Date of Award


Document Type


Degree Name

Doctor of Philosophy (PhD)


Educational Leadership

Committee Chair/Advisor

Dr. Hans Klar

Committee Member

Dr. Lee D'Andrea

Committee Member

Dr. Barbara Nesbitt

Committee Member

Dr. Noelle Paufler


In this dissertation, I report the findings of a mixed-methods study I conducted in the state of South Carolina with secondary principals (middle and high school). The purpose of this two-phase, sequential mixed methods study was to examine the perceptions of secondary principals regarding the effectiveness of the Program of Alternative Certification for Educators (PACE), South Carolina’s state supported alternative certification program. In the first phase, I used quantitative survey research to understand secondary principals’ perceptions of the PACE. In the second phase, I identified eight secondary school principals who had experience hiring PACE certitifed teachers and conducted semi-structured interviews with them to explore their experiences regarding the effectiveness of the PACE program. Specifically, I analyzed three aspects of the PACE program that have been shown throughout literature as vital to alternative certification program effectiveness: 1) the recruitment and selection of PACE certified teachers; 2) the preparation of PACE certified teachers; 3) and the mentoring and support of PACE certified teachers.

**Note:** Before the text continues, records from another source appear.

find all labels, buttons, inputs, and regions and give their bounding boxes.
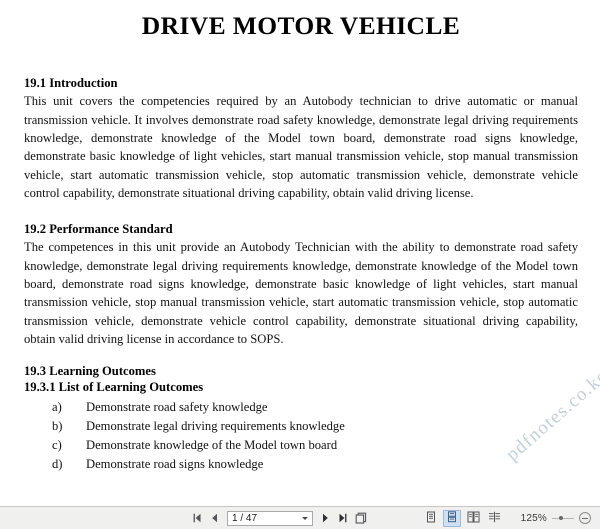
minus-icon — [582, 517, 588, 519]
first-page-icon — [191, 513, 202, 523]
last-page-button[interactable] — [335, 509, 352, 527]
document-title: DRIVE MOTOR VEHICLE — [141, 11, 461, 40]
zoom-slider-track — [552, 517, 574, 519]
previous-page-icon — [210, 513, 219, 523]
page-navigation-group: 1 / 47 — [188, 509, 370, 527]
chevron-down-icon[interactable] — [302, 516, 308, 520]
next-page-button[interactable] — [317, 509, 334, 527]
previous-page-button[interactable] — [206, 509, 223, 527]
section-spacer-1 — [24, 202, 578, 221]
next-page-icon — [321, 513, 330, 523]
page-indicator-text: 1 / 47 — [232, 512, 258, 524]
single-page-icon — [425, 511, 437, 526]
view-book-button[interactable] — [485, 510, 503, 527]
pdf-page-canvas: DRIVE MOTOR VEHICLE 19.1 Introduction Th… — [0, 0, 600, 506]
view-continuous-button[interactable] — [443, 509, 461, 527]
list-item-label: Demonstrate road signs knowledge — [86, 456, 264, 471]
facing-pages-icon — [467, 511, 480, 526]
zoom-out-button[interactable] — [579, 512, 591, 524]
page-number-combobox[interactable]: 1 / 47 — [227, 510, 313, 526]
list-item: d) Demonstrate road signs knowledge — [24, 455, 578, 474]
list-item: a) Demonstrate road safety knowledge — [24, 398, 578, 417]
list-item: b) Demonstrate legal driving requirements… — [24, 417, 578, 436]
list-item-marker: b) — [52, 418, 63, 433]
zoom-level-label: 125% — [520, 512, 547, 524]
pdf-viewer-toolbar: 1 / 47 125% — [0, 506, 600, 529]
list-item-marker: a) — [52, 399, 62, 414]
list-item: c) Demonstrate knowledge of the Model tow… — [24, 436, 578, 455]
book-view-icon — [488, 511, 501, 526]
title-spacer — [24, 40, 578, 75]
list-item-marker: d) — [52, 456, 63, 471]
list-item-label: Demonstrate road safety knowledge — [86, 399, 268, 414]
list-item-label: Demonstrate legal driving requirements k… — [86, 418, 345, 433]
section-body-introduction: This unit covers the competencies requir… — [24, 94, 578, 200]
view-mode-group — [422, 509, 503, 527]
section-heading-learning-outcomes: 19.3 Learning Outcomes — [24, 364, 156, 379]
continuous-pages-icon — [446, 510, 458, 526]
zoom-control-group: 125% — [517, 512, 591, 524]
copy-pages-icon — [355, 512, 368, 524]
view-facing-pages-button[interactable] — [464, 510, 482, 527]
list-item-label: Demonstrate knowledge of the Model town … — [86, 437, 338, 452]
section-heading-introduction: 19.1 Introduction — [24, 76, 118, 91]
page-thumbnail-button[interactable] — [353, 509, 370, 527]
first-page-button[interactable] — [188, 509, 205, 527]
view-single-page-button[interactable] — [422, 510, 440, 527]
learning-outcomes-list: a) Demonstrate road safety knowledge b) Dem… — [24, 398, 578, 475]
zoom-slider[interactable] — [552, 512, 574, 524]
section-subheading-list-of-learning-outcomes: 19.3.1 List of Learning Outcomes — [24, 380, 204, 395]
section-body-performance-standard: The competences in this unit provide an … — [24, 240, 578, 346]
section-spacer-2 — [24, 348, 578, 363]
section-heading-performance-standard: 19.2 Performance Standard — [24, 222, 173, 237]
last-page-icon — [338, 513, 349, 523]
list-item-marker: c) — [52, 437, 62, 452]
zoom-slider-knob[interactable] — [559, 516, 563, 520]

Survey and interview results revealed that principals perceived the PACE Program to be effective in the recruitment and selection of PACE certified teachers. Principals perceived the program to be effective in recruiting a diverse pool of candidates, attracting candidates who can teach in critical needs subject areas such as business and STEM backgrounds, and attracting candidates who possess relevant job and life experiences. They also believed the PACE program had robust entry requirements for prospective candidates. Principals expressed concerns that a hiring bias exists towards these prospective PACE candidates as principals are reluctant to hire PACE certified teachers.

Regarding the preparation of PACE certified teachers, principals perceived these teachers to possess strong content knowledge but expressed concerns related to pedagogical weaknesses (especially classroom management) and a lack of student teaching experiences. Moreover, principals believed that PACE certified teachers seemed overwhelmed with the nature of teaching and that these teachers seemed to struggle with educational language and terminology as they come from fields outside of education. Regarding the mentoring and support of PACE certified teachers, principals believed that the program needed more support from PACE decision-makers as most of the responsibility for supporting these teachers rests with school and district leaders. However, principals did acknowledge that PACE certified teachers are provided with high quality mentors and receive targeted support for their specific needs.

Findings of my dissertation are significant as my research suggests that a hiring bias exists towards PACE certified teachers and is attributed to the following factors: poor articulation and communication from PACE decision-makers regarding the entry requirements for prospective PACE candidates; lack of student teaching opportunities; and pedagogical concerns towards PACE certified teachers. Moreover, principals argued that these three areas should be focal points of improvement for PACE decision-makers. Furthermore, my research provides recommendations for practice which were based on perceived areas for improvement in the PACE Program. These three areas for improvement included providing a paid internship with a veteran teacher prior to entering the PACE Program, encouraging prospective PACE candidates to serve in some type of educational role in the school prior to entering PACE (substitute, teacher aid, coach), and reinstating the two-year work experience requirement for prospective PACE candidates.